Research Contributions to the Yearbook of the Max Planck Society
(Full contributions are in German)
Testing Einstein's Most Fortunate Thought
Extremely precise measurements of the motion of a fast-spinning pulsar in a triple star system provide one of the strongest tests ever of a simple, but fundamental prediction of general relativity: that gravity affects all objects with the same acceleration, without regard for their composition, density or the strength of their own gravitational field. General relativity has again survived this test, one of the most stringent ever, which strongly constrains many alternative theories of gravity.
The first image of the shadow of a black hole
Zensus, J. Anton; Kramer, Michael; Menten, Karl M.; Britzen, Silke (2019)

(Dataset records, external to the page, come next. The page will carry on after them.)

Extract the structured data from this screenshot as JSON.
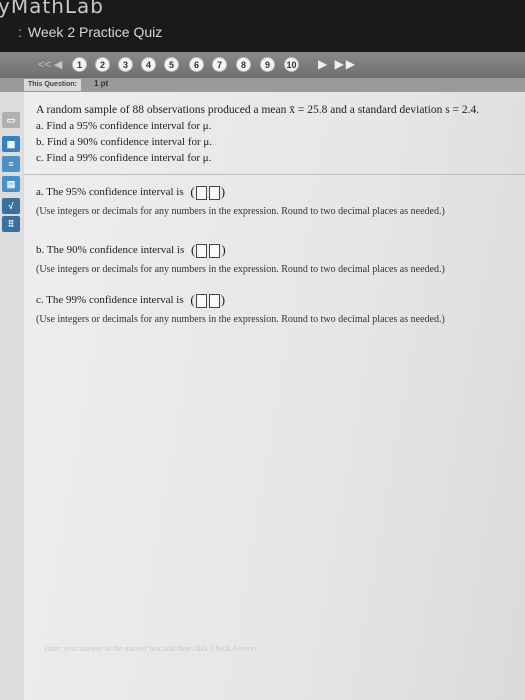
{
  "app": {
    "brand": "yMathLab",
    "quiz_title": "Week 2 Practice Quiz"
  },
  "nav": {
    "prev": "<<  ◀",
    "questions": [
      "1",
      "2",
      "3",
      "4",
      "5",
      "6",
      "7",
      "8",
      "9",
      "10"
    ],
    "next": "▶  ▶▶"
  },
  "question_bar": {
    "tag": "This Question:",
    "points": "1 pt"
  },
  "question": {
    "stem": "A random sample of 88 observations produced a mean x̄ = 25.8 and a standard deviation s = 2.4.",
    "a": "a. Find a 95% confidence interval for μ.",
    "b": "b. Find a 90% confidence interval for μ.",
    "c": "c. Find a 99% confidence interval for μ."
  },
  "answers": {
    "a_label": "a. The 95% confidence interval is",
    "b_label": "b. The 90% confidence interval is",
    "c_label": "c. The 99% confidence interval is",
    "note": "(Use integers or decimals for any numbers in the expression. Round to two decimal places as needed.)"
  },
  "footer": "Enter your answer in the answer box and then click Check Answer."
}
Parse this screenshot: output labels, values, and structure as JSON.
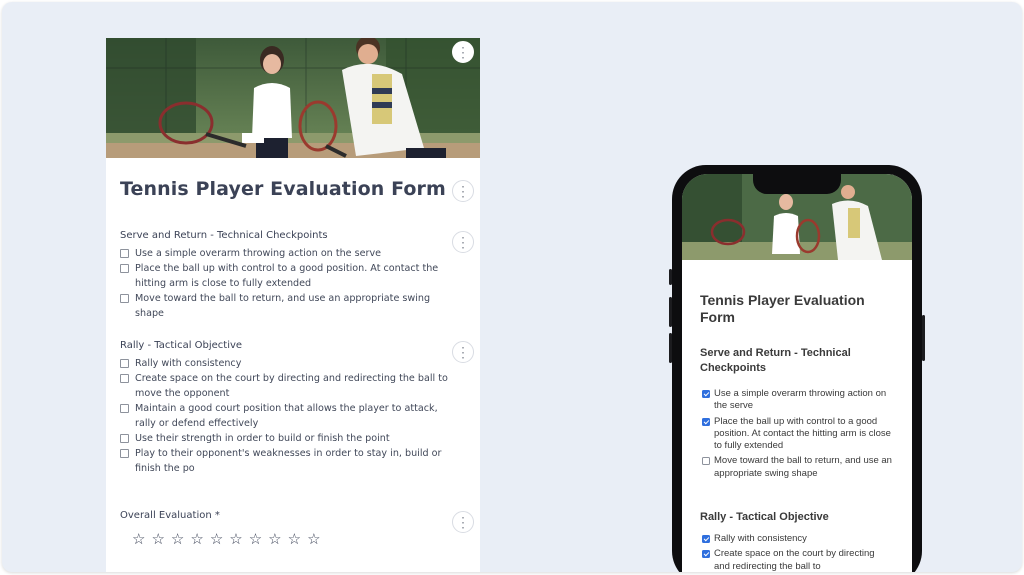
{
  "form": {
    "title": "Tennis Player Evaluation Form",
    "sections": [
      {
        "title": "Serve and Return - Technical Checkpoints",
        "items": [
          "Use a simple overarm throwing action on the serve",
          "Place the ball up with control to a good position. At contact the hitting arm is close to fully extended",
          "Move toward the ball to return, and use an appropriate swing shape"
        ]
      },
      {
        "title": "Rally - Tactical Objective",
        "items": [
          "Rally with consistency",
          "Create space on the court by directing and redirecting the ball to move the opponent",
          "Maintain a good court position that allows the player to attack, rally or defend effectively",
          "Use their strength in order to build or finish the point",
          "Play to their opponent's weaknesses in order to stay in, build or finish the po"
        ]
      }
    ],
    "rating": {
      "label": "Overall Evaluation *",
      "max": 10,
      "value": 0
    },
    "menu_glyph": "⋮"
  },
  "phone": {
    "title": "Tennis Player Evaluation Form",
    "sections": [
      {
        "title": "Serve and Return - Technical Checkpoints",
        "items": [
          {
            "label": "Use a simple overarm throwing action on the serve",
            "checked": true
          },
          {
            "label": "Place the ball up with control to a good position. At contact the hitting arm is close to fully extended",
            "checked": true
          },
          {
            "label": "Move toward the ball to return, and use an appropriate swing shape",
            "checked": false
          }
        ]
      },
      {
        "title": "Rally - Tactical Objective",
        "items": [
          {
            "label": "Rally with consistency",
            "checked": true
          },
          {
            "label": "Create space on the court by directing and redirecting the ball to",
            "checked": true
          }
        ]
      }
    ]
  },
  "colors": {
    "background": "#e9eef6",
    "card": "#ffffff",
    "title_text": "#3b4256",
    "checkbox_checked": "#2f6fde",
    "phone_frame": "#0d0d0f"
  }
}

On April 10, 2019, the first image of a black hole was published by a team of 347 international scientists from 59 institutes in 18 countries. Theoretical work and indirect evidence for the existence of black holes has been around for a long time. Only now did the observations provide the necessary resolution for an image made possible by a combination of seven radio telescopes scattered across the Earth, observing the centre of the galaxy M87. More than 30 scientists and engineers of the Max Planck Institute for Radio Astronomy in Bonn are involved in this success.
The airborne observatory SOFIA reveals gas kinematics in the Lagoon nebula
Wyrowski, F.; Wiesemeyer, H.; Tiwari, M.; Klein, B.; Menten, K.M. (2018)

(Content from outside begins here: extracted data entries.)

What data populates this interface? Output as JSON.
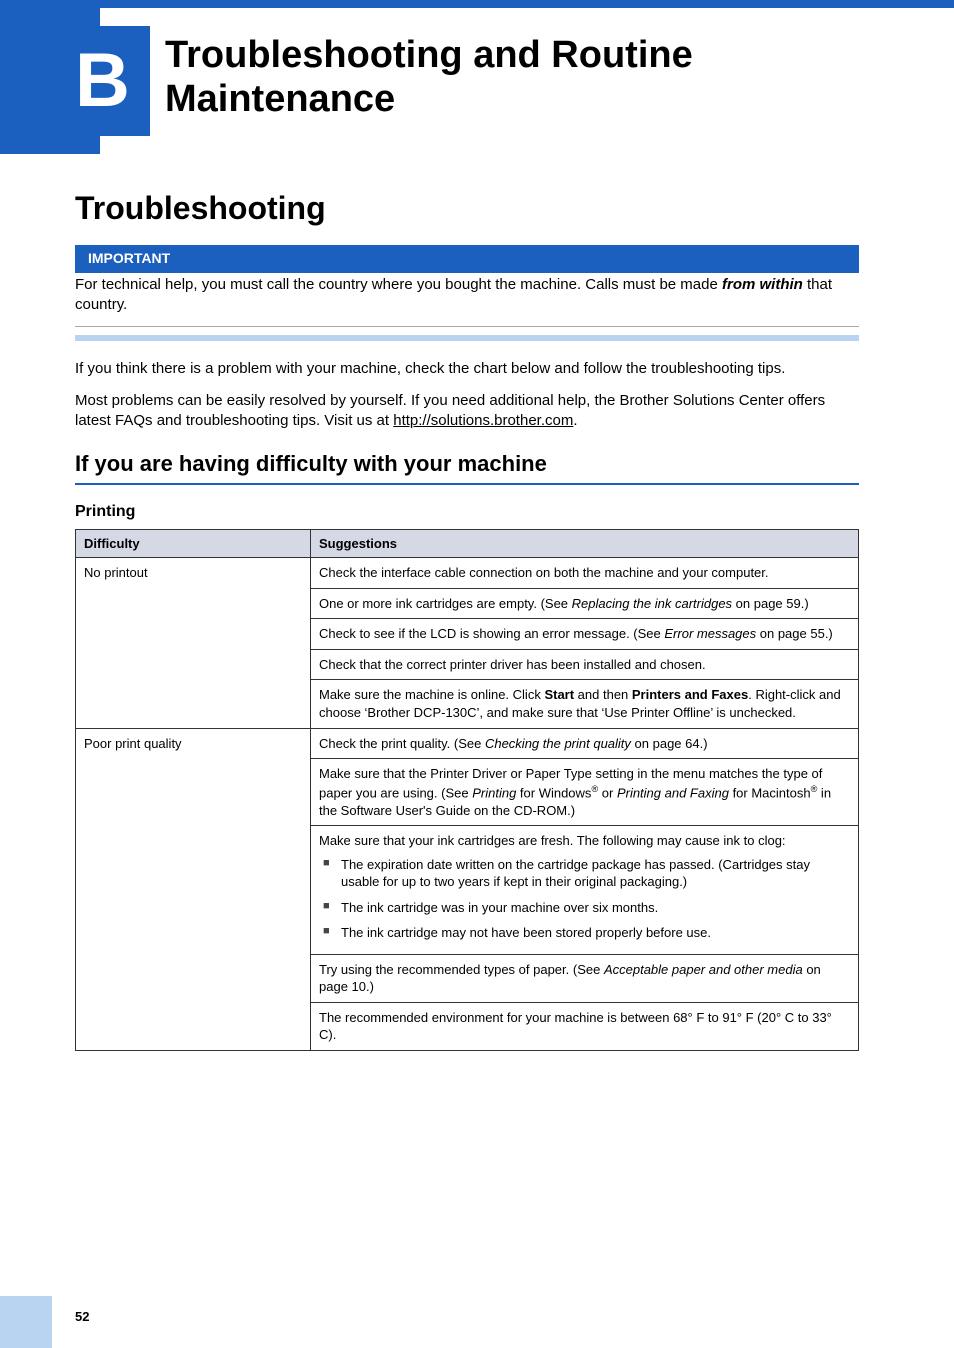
{
  "chapter": {
    "letter": "B",
    "title": "Troubleshooting and Routine Maintenance"
  },
  "section_title": "Troubleshooting",
  "important": {
    "label": "IMPORTANT",
    "text_pre": "For technical help, you must call the country where you bought the machine. Calls must be made ",
    "text_em": "from within",
    "text_post": " that country."
  },
  "intro1": "If you think there is a problem with your machine, check the chart below and follow the troubleshooting tips.",
  "intro2_pre": "Most problems can be easily resolved by yourself. If you need additional help, the Brother Solutions Center offers latest FAQs and troubleshooting tips. Visit us at ",
  "intro2_link": "http://solutions.brother.com",
  "intro2_post": ".",
  "subheading": "If you are having difficulty with your machine",
  "table_title": "Printing",
  "headers": {
    "difficulty": "Difficulty",
    "suggestions": "Suggestions"
  },
  "rows": [
    {
      "difficulty": "No printout",
      "cells": [
        {
          "t": "plain",
          "v": "Check the interface cable connection on both the machine and your computer."
        },
        {
          "t": "xref",
          "pre": "One or more ink cartridges are empty. (See ",
          "em": "Replacing the ink cartridges",
          "post": " on page 59.)"
        },
        {
          "t": "xref",
          "pre": "Check to see if the LCD is showing an error message. (See ",
          "em": "Error messages",
          "post": " on page 55.)"
        },
        {
          "t": "plain",
          "v": "Check that the correct printer driver has been installed and chosen."
        },
        {
          "t": "rich_online",
          "p1": "Make sure the machine is online. Click ",
          "b1": "Start",
          "p2": " and then ",
          "b2": "Printers and Faxes",
          "p3": ". Right-click and choose ‘Brother DCP-130C’, and make sure that ‘Use Printer Offline’ is unchecked."
        }
      ]
    },
    {
      "difficulty": "Poor print quality",
      "cells": [
        {
          "t": "xref",
          "pre": "Check the print quality. (See ",
          "em": "Checking the print quality",
          "post": " on page 64.)"
        },
        {
          "t": "driver",
          "p1": "Make sure that the Printer Driver or Paper Type setting in the menu matches the type of paper you are using. (See ",
          "e1": "Printing",
          "p2": " for Windows",
          "sup1": "®",
          "p3": " or ",
          "e2": "Printing and Faxing",
          "p4": " for Macintosh",
          "sup2": "®",
          "p5": " in the Software User's Guide on the CD-ROM.)"
        },
        {
          "t": "bullets",
          "intro": "Make sure that your ink cartridges are fresh. The following may cause ink to clog:",
          "items": [
            "The expiration date written on the cartridge package has passed. (Cartridges stay usable for up to two years if kept in their original packaging.)",
            "The ink cartridge was in your machine over six months.",
            "The ink cartridge may not have been stored properly before use."
          ]
        },
        {
          "t": "xref",
          "pre": "Try using the recommended types of paper. (See ",
          "em": "Acceptable paper and other media",
          "post": " on page 10.)"
        },
        {
          "t": "plain",
          "v": "The recommended environment for your machine is between 68° F to 91° F (20° C to 33° C)."
        }
      ]
    }
  ],
  "page_number": "52"
}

The airborne observatory SOFIA allows astronomical observations in the Far-Infrared, which is not accessible from the ground. It covers the most important cooling lines of the interstellar medium. Velocity-resolved observations of these lines are crucial for our understanding of the star formation process. Here we present observations of the ionized carbon finestructure line in the Lagoon Nebula, which for the first time reveals the gas motions in the immediate environment of the nebula.
Zooming into the heart of a radio galaxy
The formation of relativistic jets in active galaxies is a poorly understood physical process. Providing observational constraints for theoretical models is a crucial but challenging task, since it requires the imaging of emission regions in the immediate proximity of the black hole. We have observed the prototype radio galaxy Cygnus A through very-long-baseline interferometry at millimeter wavelengths, and obtained a sharp view of the jet base. Our analysis of the jet kinematic properties and internal structure suggests that the jet of Cygnus A is a disk wind accelerated by magnetic fields.
Radio bursts from deep space
For the last 10 years radio astronomers have been detecting short-duration, strong bursts of radio waves from unknown astronomical sources outside our own Galaxy. The discovery of these fast radio bursts (FRBs) sparked a lot of interest, because the estimated distances to the FRBs is 100s of millions to billions of light years. It is an astrophysical puzzle how radio bursts of such intensity can be produced.
Astro-archaeology with the APEX telescope: A historical star collision as novel source of interstellar molecules
The APEX telescope in Chile observed the sky position of the oldest historical nova, first discovered in 1670. Very surprisingly, emission from a multitude of different, even organic molecules was detected. Their peculiar isotopologic composition suggests that by no means ”normal” interstellar gas is observed, but rather material that was set free in a collision of two stars. This completely new source of interstellar molecular emission permits investigations of the end products of stellar collisions, a process that possibly occurs much more frequently than previously thought.